BP hopes that it won't be out of commission much longer.

"We are hopeful that we can get all of our production online by the end of October," Depland said. "Our objective is to get back into production as quickly as possible."

To this end, the company has been looking into various ways to circumvent the problem of damaged pipelines, which are essential to transport oil from the platform to onshore refineries.

One alternative is to transport oil with the help of oil tankers; another is to create temporary tie-in lines into other operational pipelines.

"First we need to look into every possible solution," Depland said. "Then we can decide whether it's a feasible one or not."

The problem of damaged pipelines is complex.

"It's not like running down and putting some duct tape around it," Depland said.

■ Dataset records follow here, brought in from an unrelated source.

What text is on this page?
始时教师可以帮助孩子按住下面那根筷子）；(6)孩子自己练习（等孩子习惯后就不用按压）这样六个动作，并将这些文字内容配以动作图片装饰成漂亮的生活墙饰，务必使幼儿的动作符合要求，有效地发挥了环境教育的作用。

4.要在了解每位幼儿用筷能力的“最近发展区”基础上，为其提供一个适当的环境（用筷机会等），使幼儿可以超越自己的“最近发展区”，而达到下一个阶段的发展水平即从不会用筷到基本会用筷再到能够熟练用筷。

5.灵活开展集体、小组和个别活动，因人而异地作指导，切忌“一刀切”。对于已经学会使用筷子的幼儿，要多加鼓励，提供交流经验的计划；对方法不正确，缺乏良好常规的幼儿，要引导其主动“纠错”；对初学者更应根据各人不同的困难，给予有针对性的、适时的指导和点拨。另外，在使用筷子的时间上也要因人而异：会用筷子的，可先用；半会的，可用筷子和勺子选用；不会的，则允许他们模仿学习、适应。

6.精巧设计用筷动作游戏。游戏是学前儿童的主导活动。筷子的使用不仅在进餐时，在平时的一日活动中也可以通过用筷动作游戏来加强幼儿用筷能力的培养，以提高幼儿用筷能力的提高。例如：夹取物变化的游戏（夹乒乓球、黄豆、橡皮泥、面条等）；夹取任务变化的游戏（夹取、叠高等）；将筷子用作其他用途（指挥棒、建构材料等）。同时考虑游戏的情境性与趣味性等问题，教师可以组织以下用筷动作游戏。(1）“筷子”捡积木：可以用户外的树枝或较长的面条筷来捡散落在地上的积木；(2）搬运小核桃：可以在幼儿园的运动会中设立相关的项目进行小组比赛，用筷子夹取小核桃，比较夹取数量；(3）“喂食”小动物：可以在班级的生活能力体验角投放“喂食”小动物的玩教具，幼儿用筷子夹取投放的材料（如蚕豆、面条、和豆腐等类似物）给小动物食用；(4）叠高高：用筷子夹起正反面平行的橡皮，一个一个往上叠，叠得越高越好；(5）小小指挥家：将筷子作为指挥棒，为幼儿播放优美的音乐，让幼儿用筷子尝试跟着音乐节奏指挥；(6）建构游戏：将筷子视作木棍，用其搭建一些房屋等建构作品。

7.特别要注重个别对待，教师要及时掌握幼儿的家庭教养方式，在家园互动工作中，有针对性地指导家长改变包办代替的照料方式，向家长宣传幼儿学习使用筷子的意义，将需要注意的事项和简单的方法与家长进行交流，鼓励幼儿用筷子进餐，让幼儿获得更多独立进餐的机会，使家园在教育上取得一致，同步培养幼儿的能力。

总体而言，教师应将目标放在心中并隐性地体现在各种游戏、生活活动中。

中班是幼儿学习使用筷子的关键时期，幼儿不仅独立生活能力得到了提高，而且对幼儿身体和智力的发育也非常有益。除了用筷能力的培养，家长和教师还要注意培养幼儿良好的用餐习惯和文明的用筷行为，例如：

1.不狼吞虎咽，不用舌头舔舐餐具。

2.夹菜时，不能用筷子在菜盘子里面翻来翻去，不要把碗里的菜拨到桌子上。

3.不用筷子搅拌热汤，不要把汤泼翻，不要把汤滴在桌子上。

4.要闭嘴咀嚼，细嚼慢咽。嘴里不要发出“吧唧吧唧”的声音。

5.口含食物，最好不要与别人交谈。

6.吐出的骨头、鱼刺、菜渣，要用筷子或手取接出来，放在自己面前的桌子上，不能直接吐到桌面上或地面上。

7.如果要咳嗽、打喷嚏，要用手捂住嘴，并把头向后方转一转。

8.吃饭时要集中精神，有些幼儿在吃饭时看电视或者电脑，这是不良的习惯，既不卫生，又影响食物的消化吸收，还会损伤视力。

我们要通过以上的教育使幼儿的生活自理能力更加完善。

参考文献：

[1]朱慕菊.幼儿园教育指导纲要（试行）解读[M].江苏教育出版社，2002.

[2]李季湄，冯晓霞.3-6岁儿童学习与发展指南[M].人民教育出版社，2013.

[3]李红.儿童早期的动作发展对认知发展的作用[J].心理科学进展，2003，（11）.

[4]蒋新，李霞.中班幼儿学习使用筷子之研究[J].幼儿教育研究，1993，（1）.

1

About 30% of the Gulf's 33,000 miles of pipelines were in the direct path of Hurricane Ivan, the federal Minerals Management Service said in a statement late Friday. Segments of four large oil pipelines and five large gas pipelines remain shut in.

One major pipeline operated by BP, the MPOG line, is damaged near the Main Pass 69 block. But the oil from BP's platforms often flows through the pipelines that belong to other oil companies.

The problem with Na Kika, a BP-operated platform, is that both BP- and Shell-owned pipelines leading to it were damaged by the hurricane.

Another complication is that the MPOG pipeline lies underneath Shell's Na Kika line. This means that Shell would have to lift and repair Na Kika before BP can lift and repair MPOG, Depland explained.

"It's a complex and deliberate process," Depland said. "But we can't even begin until Shell does their part first."

The process requires the companies to proceed with extreme caution, because the federal government's "no-tolerance" aspect of the Clean Water Act makes companies accountable for even the smallest oil leak.

"As a company, we want to keep all of our hydrocarbons contained," Depland said. "Leak clean-up is expensive and counterproductive, and can give you a bad reputation if you are not doing it right."

BP is not alone it its predicament. Damage to pipelines is keeping a substantial amount of oil and natural gas production that is otherwise ready to be restored to service off line in the Gulf of Mexico, said the MMS, a division of the Department of Interior.

While nearly a third of the oil production still shut down may be back on line by the end of October, the rest could take as long as six months to bring back, the MMS said.

The outages are tightening an already stressed market, sending oil prices to record highs above $50 a barrel. In particular, the storm shut in production of hard-to-replace low sulfur crudes, forcing refiners to turn to the government's Strategic Petroleum Reserve for supplies.

"A substantial amount of the deferred production is directly attributable to the damage that has occurred along pipeline routes rather than actual structural damage to the producing pipelines," the MMS said.

"Pipelines in the mud slide areas off the mouth of the Mississippi River experienced failures and will take a significant effort to locate and repair because the pipelines are buried by as much as 20 to 30 feet of mud."